Howto: Draft Posts With Gridsome

Gridsome is a Vue-based static site generator inspired by Gatsby. As of version 0.7 there is no official way to have a publishing flow that separates draft and published posts. For me this is a big deal as I like to iterate on my writings for several days or weeks before publishing them. Luckily, there is an easy way to add support for draft posts yourself.

Adding a New GraphQL Property

At the heart of a Gridsome site is a GraphQL data layer that you can use and manipulate in development mode. Gridsome fetches any sources you define into this GraphQL storage in development mode and during the build process writes the data into static files as instructed in your configuration.

The naive way of importing any data into Gridsome just adds it into the storage and it then respectively gets published as you build the site. A super simple way to implement draft functionality is to simply add an attribute to your data object and then filtering by this attribute when building the site.
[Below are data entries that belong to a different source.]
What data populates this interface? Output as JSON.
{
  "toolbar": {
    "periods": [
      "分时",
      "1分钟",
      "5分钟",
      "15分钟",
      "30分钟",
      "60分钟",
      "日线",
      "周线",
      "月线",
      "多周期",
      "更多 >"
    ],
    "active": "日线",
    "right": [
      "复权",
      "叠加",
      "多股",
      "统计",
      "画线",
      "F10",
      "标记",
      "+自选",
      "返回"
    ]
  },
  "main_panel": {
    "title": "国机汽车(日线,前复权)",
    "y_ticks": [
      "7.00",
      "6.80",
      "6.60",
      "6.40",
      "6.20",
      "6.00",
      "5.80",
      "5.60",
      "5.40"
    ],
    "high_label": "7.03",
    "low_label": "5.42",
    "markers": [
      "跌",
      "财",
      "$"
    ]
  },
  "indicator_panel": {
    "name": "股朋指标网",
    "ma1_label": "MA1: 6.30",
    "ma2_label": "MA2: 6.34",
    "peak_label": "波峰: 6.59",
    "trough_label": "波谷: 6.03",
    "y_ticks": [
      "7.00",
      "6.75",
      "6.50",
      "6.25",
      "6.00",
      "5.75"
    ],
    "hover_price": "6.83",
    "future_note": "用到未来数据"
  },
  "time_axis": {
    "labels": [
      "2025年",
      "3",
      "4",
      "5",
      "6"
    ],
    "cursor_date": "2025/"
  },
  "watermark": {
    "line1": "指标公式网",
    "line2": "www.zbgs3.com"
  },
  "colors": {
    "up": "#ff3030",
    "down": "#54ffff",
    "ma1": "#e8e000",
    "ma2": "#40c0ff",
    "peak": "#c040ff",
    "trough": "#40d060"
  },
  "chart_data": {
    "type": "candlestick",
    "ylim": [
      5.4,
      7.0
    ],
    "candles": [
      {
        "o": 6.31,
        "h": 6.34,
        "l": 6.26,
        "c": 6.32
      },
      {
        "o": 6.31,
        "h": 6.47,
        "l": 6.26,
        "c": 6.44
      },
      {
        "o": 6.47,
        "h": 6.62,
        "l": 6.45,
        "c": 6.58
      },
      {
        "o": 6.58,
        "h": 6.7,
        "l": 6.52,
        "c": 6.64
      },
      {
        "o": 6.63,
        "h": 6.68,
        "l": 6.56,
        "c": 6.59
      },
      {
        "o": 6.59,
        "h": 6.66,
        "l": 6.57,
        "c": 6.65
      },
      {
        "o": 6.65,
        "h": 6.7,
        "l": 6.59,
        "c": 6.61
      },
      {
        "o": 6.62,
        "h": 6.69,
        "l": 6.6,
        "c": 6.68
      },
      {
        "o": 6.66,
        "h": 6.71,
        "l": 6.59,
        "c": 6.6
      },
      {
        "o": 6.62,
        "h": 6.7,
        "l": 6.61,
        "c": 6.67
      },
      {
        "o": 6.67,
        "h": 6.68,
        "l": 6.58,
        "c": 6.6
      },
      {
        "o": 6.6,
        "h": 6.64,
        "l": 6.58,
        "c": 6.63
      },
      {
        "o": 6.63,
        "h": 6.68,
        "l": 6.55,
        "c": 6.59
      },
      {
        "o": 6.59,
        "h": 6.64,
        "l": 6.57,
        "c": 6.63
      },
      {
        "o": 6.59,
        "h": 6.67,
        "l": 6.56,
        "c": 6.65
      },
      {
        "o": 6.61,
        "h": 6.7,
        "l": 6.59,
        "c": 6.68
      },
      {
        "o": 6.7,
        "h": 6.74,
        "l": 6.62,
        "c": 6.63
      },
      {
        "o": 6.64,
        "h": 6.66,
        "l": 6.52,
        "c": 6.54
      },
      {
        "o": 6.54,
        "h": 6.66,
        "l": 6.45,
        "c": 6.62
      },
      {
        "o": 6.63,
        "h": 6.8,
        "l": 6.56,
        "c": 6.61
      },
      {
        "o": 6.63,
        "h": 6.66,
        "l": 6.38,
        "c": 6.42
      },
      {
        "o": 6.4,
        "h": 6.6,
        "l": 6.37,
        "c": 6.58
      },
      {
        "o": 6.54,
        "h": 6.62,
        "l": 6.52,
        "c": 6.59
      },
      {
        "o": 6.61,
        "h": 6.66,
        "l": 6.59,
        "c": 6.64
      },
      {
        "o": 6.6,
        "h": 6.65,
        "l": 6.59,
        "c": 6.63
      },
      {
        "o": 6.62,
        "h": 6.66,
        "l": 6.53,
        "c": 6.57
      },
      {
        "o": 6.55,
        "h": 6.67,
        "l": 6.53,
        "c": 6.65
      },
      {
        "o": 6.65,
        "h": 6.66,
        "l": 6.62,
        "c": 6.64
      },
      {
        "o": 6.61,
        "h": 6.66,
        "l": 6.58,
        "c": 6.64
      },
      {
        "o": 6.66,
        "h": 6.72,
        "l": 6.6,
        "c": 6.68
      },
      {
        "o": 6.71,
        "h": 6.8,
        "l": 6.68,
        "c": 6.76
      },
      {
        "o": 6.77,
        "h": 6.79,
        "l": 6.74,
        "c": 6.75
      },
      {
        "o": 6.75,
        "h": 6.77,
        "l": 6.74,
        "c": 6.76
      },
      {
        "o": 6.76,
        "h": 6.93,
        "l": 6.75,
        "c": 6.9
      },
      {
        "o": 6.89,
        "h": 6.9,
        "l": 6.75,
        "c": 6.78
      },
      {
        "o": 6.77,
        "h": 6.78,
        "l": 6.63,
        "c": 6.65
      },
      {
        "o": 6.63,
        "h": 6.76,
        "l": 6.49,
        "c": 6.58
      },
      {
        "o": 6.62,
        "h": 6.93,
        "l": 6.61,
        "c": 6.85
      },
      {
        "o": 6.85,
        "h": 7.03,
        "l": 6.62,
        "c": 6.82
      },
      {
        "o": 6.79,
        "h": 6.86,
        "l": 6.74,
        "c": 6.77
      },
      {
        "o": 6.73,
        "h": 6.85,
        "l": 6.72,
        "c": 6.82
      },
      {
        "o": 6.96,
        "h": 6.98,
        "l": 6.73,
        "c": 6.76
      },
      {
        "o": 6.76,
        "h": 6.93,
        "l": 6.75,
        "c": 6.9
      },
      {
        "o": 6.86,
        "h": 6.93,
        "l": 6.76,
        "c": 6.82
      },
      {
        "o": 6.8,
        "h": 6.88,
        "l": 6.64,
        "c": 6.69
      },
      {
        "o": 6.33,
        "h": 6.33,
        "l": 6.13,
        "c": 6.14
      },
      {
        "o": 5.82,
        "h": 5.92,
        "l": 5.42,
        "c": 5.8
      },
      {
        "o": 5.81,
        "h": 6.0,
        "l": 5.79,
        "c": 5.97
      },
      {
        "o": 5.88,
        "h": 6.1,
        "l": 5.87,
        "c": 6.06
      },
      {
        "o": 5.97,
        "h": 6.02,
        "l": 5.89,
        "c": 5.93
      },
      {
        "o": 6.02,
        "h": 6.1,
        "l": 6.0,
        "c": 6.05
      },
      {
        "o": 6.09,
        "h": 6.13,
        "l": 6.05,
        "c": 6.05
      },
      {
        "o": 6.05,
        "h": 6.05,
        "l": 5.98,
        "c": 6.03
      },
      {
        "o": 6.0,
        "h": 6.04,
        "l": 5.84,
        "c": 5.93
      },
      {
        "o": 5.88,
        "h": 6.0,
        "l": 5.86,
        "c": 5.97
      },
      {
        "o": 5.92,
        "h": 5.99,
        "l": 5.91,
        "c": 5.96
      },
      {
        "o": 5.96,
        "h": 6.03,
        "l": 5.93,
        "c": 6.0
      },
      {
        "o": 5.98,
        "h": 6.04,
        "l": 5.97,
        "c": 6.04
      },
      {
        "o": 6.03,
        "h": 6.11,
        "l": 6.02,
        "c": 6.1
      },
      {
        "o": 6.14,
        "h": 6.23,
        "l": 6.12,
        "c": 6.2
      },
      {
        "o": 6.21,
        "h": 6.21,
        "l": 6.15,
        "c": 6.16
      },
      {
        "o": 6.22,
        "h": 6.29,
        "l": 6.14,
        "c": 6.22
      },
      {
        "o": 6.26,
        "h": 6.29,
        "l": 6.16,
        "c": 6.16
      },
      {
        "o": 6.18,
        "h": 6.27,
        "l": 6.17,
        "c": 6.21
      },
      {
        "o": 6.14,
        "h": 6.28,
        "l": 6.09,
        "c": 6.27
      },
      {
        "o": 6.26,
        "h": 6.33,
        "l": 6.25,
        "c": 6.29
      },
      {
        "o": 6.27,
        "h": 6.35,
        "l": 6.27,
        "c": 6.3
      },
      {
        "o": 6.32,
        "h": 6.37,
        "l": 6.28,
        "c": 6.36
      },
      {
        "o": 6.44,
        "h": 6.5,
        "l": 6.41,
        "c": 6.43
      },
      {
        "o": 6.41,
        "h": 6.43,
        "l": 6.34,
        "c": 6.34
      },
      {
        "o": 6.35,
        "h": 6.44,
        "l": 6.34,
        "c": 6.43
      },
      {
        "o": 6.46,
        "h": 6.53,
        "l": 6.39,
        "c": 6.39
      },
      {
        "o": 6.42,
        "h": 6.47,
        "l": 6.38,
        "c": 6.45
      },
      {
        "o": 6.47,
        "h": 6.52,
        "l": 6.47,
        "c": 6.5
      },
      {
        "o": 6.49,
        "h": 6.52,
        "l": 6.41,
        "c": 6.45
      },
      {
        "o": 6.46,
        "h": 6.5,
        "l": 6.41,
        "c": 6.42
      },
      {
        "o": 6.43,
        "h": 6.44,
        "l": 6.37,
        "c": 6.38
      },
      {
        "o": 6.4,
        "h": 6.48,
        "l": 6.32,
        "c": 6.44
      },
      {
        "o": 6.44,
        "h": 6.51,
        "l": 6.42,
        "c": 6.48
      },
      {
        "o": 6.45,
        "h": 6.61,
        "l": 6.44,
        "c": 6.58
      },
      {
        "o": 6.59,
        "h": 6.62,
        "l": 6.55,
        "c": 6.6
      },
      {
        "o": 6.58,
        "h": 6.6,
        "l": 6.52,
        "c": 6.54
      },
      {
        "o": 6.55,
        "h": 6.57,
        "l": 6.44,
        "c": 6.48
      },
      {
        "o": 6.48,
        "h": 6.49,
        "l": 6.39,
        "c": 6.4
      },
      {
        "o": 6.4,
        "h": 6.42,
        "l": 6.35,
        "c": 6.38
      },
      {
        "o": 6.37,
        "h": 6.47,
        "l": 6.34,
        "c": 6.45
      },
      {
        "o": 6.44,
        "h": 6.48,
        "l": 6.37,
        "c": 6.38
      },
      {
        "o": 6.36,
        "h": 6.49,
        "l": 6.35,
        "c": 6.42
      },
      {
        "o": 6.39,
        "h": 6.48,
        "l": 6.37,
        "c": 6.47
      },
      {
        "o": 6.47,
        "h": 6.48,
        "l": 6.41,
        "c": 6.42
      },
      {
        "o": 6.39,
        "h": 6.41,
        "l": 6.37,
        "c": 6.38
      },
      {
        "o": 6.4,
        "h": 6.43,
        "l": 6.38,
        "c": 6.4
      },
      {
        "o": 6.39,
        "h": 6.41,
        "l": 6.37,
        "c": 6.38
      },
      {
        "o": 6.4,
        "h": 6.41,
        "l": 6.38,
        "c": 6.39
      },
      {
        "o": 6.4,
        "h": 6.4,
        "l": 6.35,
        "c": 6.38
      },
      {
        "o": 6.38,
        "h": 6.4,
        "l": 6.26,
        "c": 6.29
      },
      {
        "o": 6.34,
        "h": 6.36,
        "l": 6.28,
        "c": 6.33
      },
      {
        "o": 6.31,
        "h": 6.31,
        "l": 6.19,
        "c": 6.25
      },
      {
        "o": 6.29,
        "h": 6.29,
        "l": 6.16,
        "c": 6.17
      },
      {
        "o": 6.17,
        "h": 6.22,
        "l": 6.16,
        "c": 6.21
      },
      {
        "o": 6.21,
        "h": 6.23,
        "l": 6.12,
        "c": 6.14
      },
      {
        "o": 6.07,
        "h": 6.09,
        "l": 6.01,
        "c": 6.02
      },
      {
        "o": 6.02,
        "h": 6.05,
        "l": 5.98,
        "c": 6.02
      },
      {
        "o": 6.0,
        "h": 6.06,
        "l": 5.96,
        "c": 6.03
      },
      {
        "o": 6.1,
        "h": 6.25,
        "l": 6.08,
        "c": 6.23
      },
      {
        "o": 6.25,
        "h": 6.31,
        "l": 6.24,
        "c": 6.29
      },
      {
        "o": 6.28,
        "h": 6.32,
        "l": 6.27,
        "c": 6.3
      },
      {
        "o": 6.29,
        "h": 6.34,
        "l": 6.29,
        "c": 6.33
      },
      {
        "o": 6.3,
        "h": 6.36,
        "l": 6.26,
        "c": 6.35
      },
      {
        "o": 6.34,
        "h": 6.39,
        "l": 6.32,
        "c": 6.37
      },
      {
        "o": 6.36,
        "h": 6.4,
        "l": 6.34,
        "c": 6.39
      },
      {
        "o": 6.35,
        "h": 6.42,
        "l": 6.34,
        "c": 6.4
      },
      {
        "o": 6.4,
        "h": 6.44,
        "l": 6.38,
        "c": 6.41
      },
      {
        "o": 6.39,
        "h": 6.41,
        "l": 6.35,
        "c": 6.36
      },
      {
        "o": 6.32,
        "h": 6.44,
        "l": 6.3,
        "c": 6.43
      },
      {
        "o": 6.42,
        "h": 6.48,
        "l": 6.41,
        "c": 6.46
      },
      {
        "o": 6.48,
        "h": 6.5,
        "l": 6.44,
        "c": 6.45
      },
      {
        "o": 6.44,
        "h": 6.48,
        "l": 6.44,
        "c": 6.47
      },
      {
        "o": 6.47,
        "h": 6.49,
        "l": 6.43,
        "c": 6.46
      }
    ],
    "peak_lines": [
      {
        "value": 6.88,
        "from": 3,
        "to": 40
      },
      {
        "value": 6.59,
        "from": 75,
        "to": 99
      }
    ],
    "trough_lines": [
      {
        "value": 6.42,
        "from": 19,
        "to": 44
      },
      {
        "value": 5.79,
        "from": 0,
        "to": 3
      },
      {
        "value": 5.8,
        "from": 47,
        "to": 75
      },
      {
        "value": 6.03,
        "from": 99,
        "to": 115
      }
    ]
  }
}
Add the following javascript in a file called gridsome.server.js in the root of your Gridsome project:

module.exports = function(api) {   api.loadSource(store => {     if (process.env.NODE_ENV === 'production') {       const posts = store.getContentType('Post')        posts.data().forEach(node => {         if (node.published !== true) {           posts.removeNode(node.id)         }       })     }   }) }

(Change the Post ContentType to match whatever your source plugin typeName has been configured to in gridsome.configjs plugins section. The default for source-filesystem-plugin is FileNode.)

Now, when you run gridsome build, the API that loads your sources at build time filters out each post that hasn’t got a published-attribute that evaluates to true. (Note that if you have a blog with lots of content and you don’t want to add a new attribute to all of them, you might want to reverse the logic, for example to if (node.draft !== true). I like to explicitly mark published posts, YMMV.)

For Markdown and Front Matter content you can now add published: false to your post meta to be able to filter out draft posts in production. (Modifying other content sources is left to the reader.)